L’integrazione all’accordo, che già prevedeva opere compensative di convenienza pubblica (sistemazione viabilità, un parcheggio, un parco verde, sottoservizi) a favore del Comune per circa 200 mila euro, è arrivato a seguito della revisione dei Piani di zona dell’Usl 6 che ha aumentato il numero dei posto letto, che per Codevigo passano da 114 a 120. Il Comune, alla luce di questa nuova opportunità, ha contrattato, come ulteriore beneficio pubblico, la possibilità di vedersi riservati in maniera continuativa e gratuita due posti letti per cittadini indigenti. Un’opportunità che consentirà di alleviare in futuro le spese dell’ente comunale che, come succede normalmente adesso, deve integrare le rette degli ospiti con comprovate difficoltà economiche.

“Nell’ultima Conferenza dei sindaci – spiega il sindaco Francesco Vessio – abbiamo richiesto e ottenuto sei posti in più. Con Frimat abbiamo poi negoziato di averne un paio a nostra diretta disposizione. Posti esclusivi e riservati in perpetuo, che sono una grande cosa se parametrati ai costi che graverebbero sul Comune che dovrebbe comunque farsi carico delle indigenze”.
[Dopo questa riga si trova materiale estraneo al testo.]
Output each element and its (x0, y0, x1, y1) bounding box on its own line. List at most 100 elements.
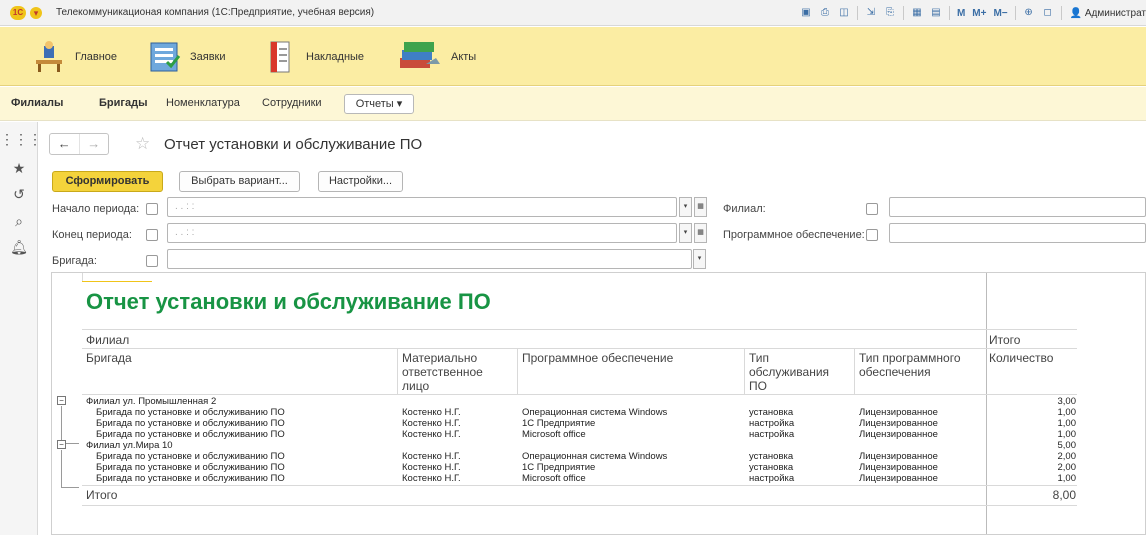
calendar-icon[interactable]: ▤ (930, 7, 942, 19)
period-start-dropdown-icon[interactable]: ▾ (679, 197, 692, 217)
favorite-star-icon[interactable]: ☆ (135, 134, 150, 154)
apps-grid-icon[interactable]: ⋮⋮⋮ (0, 131, 42, 148)
cell-service-type: настройка (749, 429, 795, 440)
history-icon[interactable]: ↺ (0, 186, 38, 203)
header-software: Программное обеспечение (522, 351, 674, 365)
title-bar: 1С ▾ Телекоммуникационая компания (1С:Пр… (0, 0, 1146, 26)
section-invoices[interactable]: Накладные (263, 27, 364, 86)
cell-software-type: Лицензированное (859, 418, 938, 429)
generate-button[interactable]: Сформировать (52, 171, 163, 192)
total-label: Итого (86, 488, 118, 502)
link-icon[interactable]: ⇲ (865, 7, 877, 19)
cell-software-type: Лицензированное (859, 429, 938, 440)
table-row: Бригада по установке и обслуживанию ПО К… (52, 473, 1082, 484)
attach-icon[interactable]: ⎘ (884, 7, 896, 19)
group-row: Филиал ул.Мира 10 5,00 (52, 440, 1082, 451)
requests-icon (147, 40, 181, 74)
period-end-checkbox[interactable] (146, 229, 158, 241)
cell-qty: 1,00 (1057, 473, 1077, 484)
memory-plus-button[interactable]: M+ (972, 8, 986, 19)
branch-label: Филиал: (723, 203, 766, 215)
search-icon[interactable]: ⌕ (0, 213, 38, 230)
nav-item-branches[interactable]: Филиалы (11, 97, 63, 109)
navigation-panel: Филиалы Бригады Номенклатура Сотрудники … (0, 87, 1146, 121)
total-value: 8,00 (1052, 488, 1076, 502)
group-name: Филиал ул. Промышленная 2 (86, 396, 217, 407)
group-qty: 5,00 (1057, 440, 1077, 451)
cell-software: Microsoft office (522, 473, 586, 484)
navigation-buttons: ← → (49, 133, 109, 155)
calculator-icon[interactable]: ▦ (911, 7, 923, 19)
header-software-type: Тип программного обеспечения (859, 351, 961, 379)
section-requests[interactable]: Заявки (147, 27, 226, 86)
period-start-checkbox[interactable] (146, 203, 158, 215)
table-row: Бригада по установке и обслуживанию ПО К… (52, 462, 1082, 473)
period-end-label: Конец периода: (52, 229, 132, 241)
period-start-label: Начало периода: (52, 203, 140, 215)
brigade-field[interactable] (167, 249, 692, 269)
cell-service-type: установка (749, 462, 794, 473)
settings-button[interactable]: Настройки... (318, 171, 403, 192)
memory-m-button[interactable]: M (957, 8, 965, 19)
cell-person: Костенко Н.Г. (402, 418, 461, 429)
section-main[interactable]: Главное (32, 27, 117, 86)
cell-brigade: Бригада по установке и обслуживанию ПО (96, 473, 285, 484)
period-end-dropdown-icon[interactable]: ▾ (679, 223, 692, 243)
branch-field[interactable] (889, 197, 1146, 217)
cell-qty: 1,00 (1057, 407, 1077, 418)
title-toolbar: ▣ ⎙ ◫ ⇲ ⎘ ▦ ▤ M M+ M− ⊕ ◻ 👤 Администрат (793, 0, 1146, 26)
user-label: Администрат (1084, 7, 1146, 19)
favorites-star-icon[interactable]: ★ (0, 160, 38, 177)
header-total: Итого (989, 333, 1021, 347)
page-title: Отчет установки и обслуживание ПО (164, 136, 423, 153)
save-icon[interactable]: ▣ (800, 7, 812, 19)
cell-person: Костенко Н.Г. (402, 451, 461, 462)
preview-icon[interactable]: ◫ (838, 7, 850, 19)
report-spreadsheet[interactable]: Отчет установки и обслуживание ПО Филиал… (51, 272, 1146, 535)
period-start-calendar-icon[interactable]: ▦ (694, 197, 707, 217)
nav-item-employees[interactable]: Сотрудники (262, 97, 322, 109)
group-name: Филиал ул.Мира 10 (86, 440, 173, 451)
section-acts[interactable]: Акты (396, 27, 476, 86)
period-end-calendar-icon[interactable]: ▦ (694, 223, 707, 243)
print-icon[interactable]: ⎙ (819, 7, 831, 19)
table-row: Бригада по установке и обслуживанию ПО К… (52, 407, 1082, 418)
main-menu-button[interactable]: ▾ (30, 6, 42, 19)
acts-icon (396, 40, 442, 74)
section-label: Акты (451, 50, 477, 63)
group-row: Филиал ул. Промышленная 2 3,00 (52, 396, 1082, 407)
app-title: Телекоммуникационая компания (1С:Предпри… (56, 7, 375, 18)
invoices-icon (263, 40, 297, 74)
notifications-bell-icon[interactable]: 🔔︎ (0, 239, 38, 256)
period-start-field[interactable]: . . : : (167, 197, 677, 217)
software-checkbox[interactable] (866, 229, 878, 241)
section-label: Накладные (306, 50, 365, 63)
select-variant-button[interactable]: Выбрать вариант... (179, 171, 300, 192)
memory-minus-button[interactable]: M− (993, 8, 1007, 19)
cell-brigade: Бригада по установке и обслуживанию ПО (96, 462, 285, 473)
report-title: Отчет установки и обслуживание ПО (86, 289, 491, 314)
brigade-dropdown-icon[interactable]: ▾ (693, 249, 706, 269)
brigade-checkbox[interactable] (146, 255, 158, 267)
software-field[interactable] (889, 223, 1146, 243)
cell-brigade: Бригада по установке и обслуживанию ПО (96, 429, 285, 440)
zoom-icon[interactable]: ⊕ (1023, 7, 1035, 19)
window-icon[interactable]: ◻ (1042, 7, 1054, 19)
cell-software: Операционная система Windows (522, 407, 668, 418)
user-name[interactable]: 👤 Администрат (1070, 8, 1146, 19)
period-end-field[interactable]: . . : : (167, 223, 677, 243)
header-service-type: Тип обслуживания ПО (749, 351, 830, 393)
section-label: Заявки (190, 50, 226, 63)
software-label: Программное обеспечение: (723, 229, 865, 241)
nav-item-brigades[interactable]: Бригады (99, 97, 147, 109)
cell-brigade: Бригада по установке и обслуживанию ПО (96, 418, 285, 429)
cell-software-type: Лицензированное (859, 407, 938, 418)
table-row: Бригада по установке и обслуживанию ПО К… (52, 429, 1082, 440)
branch-checkbox[interactable] (866, 203, 878, 215)
cell-qty: 1,00 (1057, 418, 1077, 429)
reports-dropdown-button[interactable]: Отчеты ▾ (344, 94, 414, 114)
nav-item-nomenclature[interactable]: Номенклатура (166, 97, 240, 109)
forward-arrow-icon[interactable]: → (78, 134, 109, 154)
cell-software-type: Лицензированное (859, 462, 938, 473)
back-arrow-icon[interactable]: ← (50, 134, 79, 154)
Nelle scorse settimane in consiglio comunale, sulla questione generale del progetto della casa di riposo, le minoranze hanno continuato a esprimere le loro molteplici perplessità. In particolare i consiglieri del M5S hanno chiesto all’amministrazione, senza avere comunque seguito, di sospendere ogni decisione almeno fino a quando il Tar non si sarà espresso sui tre ricorsi pendenti e che potrebbero, teoricamente, cambiare tutte le carte in tavola.